Index	Floor	Behavior when below
PWI	1,000 non-bot trades	Suppressed (null)
Calibration (per bin)	50 trades	CI shown but not used in fit weighting
Execution edge (per class)	200 trades	Per-class α suppressed; gap suppressed if either side missing
Profit split (per type)	5,000 weekly participations	Directional/execution columns suppressed; total P&L still reported
PII (per wallet)	10 resolved trades	Wallet not tested
Top markets (week)	Week vol ≥ 30% of trailing 4-week median	Partial week dropped from history

Component	Version	Use
Python	3.11	Aggregators, pipeline orchestrator
DuckDB	0.10+	Streaming aggregation over the master CSV
pandas	2.x	Time-series wrangling, rolling stats
scipy.optimize	1.13+	Prelec NLS via `curve_fit`
aiohttp	3.x	Concurrent Alchemy `eth_getLogs`
requests	2.x	Gamma + CLOB API calls
Astro	4.x	Static site generator
Vite	via Astro	JSON imports + bundle

Factor	How this work satisfies it
Testable	Every index reports an explicit null hypothesis.
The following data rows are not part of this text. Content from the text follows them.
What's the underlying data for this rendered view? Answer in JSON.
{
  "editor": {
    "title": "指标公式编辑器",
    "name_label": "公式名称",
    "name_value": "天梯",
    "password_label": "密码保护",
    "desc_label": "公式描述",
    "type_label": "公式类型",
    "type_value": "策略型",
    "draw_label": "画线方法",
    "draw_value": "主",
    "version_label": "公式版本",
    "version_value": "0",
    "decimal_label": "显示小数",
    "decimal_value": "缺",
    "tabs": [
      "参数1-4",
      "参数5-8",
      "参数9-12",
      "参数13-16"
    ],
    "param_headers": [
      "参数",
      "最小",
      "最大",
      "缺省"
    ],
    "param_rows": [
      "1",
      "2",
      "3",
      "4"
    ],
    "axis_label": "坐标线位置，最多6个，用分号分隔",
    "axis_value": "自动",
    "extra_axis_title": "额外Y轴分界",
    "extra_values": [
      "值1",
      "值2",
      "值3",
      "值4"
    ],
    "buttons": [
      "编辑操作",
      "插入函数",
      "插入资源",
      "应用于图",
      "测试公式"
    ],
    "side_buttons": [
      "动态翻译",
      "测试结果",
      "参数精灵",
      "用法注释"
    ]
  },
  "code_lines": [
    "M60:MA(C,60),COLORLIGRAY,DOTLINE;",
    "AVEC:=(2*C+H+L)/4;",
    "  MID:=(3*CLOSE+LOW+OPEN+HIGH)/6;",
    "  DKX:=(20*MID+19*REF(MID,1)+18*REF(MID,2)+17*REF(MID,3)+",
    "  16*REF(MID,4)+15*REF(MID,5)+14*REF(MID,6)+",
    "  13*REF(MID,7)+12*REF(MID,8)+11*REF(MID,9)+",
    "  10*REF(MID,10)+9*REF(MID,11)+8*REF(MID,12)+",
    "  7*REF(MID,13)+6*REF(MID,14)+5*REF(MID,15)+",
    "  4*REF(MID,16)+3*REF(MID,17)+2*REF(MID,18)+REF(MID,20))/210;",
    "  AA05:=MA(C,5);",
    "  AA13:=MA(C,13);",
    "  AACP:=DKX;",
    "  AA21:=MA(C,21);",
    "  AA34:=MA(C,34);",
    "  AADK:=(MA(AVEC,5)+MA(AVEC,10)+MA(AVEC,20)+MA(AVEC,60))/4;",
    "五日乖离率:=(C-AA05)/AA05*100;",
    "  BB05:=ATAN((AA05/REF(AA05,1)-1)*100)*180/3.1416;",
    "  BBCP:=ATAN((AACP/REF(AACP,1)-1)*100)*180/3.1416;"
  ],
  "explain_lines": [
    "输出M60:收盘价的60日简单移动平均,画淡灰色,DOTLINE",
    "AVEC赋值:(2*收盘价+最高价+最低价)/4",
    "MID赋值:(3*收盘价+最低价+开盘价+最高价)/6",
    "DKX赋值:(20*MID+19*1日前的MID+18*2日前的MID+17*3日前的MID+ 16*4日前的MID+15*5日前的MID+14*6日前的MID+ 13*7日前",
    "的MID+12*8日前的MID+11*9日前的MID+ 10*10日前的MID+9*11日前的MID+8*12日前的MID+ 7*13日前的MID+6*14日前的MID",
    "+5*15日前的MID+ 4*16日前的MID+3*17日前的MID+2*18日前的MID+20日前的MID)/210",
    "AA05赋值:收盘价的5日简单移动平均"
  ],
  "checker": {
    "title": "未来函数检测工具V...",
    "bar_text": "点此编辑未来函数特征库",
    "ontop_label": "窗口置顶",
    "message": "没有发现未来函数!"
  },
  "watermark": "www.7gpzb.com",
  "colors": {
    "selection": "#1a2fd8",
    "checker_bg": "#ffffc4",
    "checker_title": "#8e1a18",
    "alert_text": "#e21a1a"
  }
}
Test statistics are recomputable from public data using the published code. PWI: composite of two well-defined moments. PII: binomial z under null of price-following. Execution edge: difference of fitted Prelec parameters.
Known error rate	PII: permutation-validated false-positive rate, plus Holm-Bonferroni and BH-FDR corrections reported separately. Calibration + PWI: bootstrap CIs available on request.
Peer review	Each index is grounded in a working paper (see research page) and in previously peer-reviewed primitives. Methodology log + CHANGELOG provides an auditable trail.
General acceptance	Primitives drawn from Kyle (1985), Glosten-Milgrom (1985), Fama (1972), Anand, Irvine, Puckett, Venkataraman (2012), Tversky & Kahneman (1992), Prelec (1998). All standard in finance and decision-theory literatures.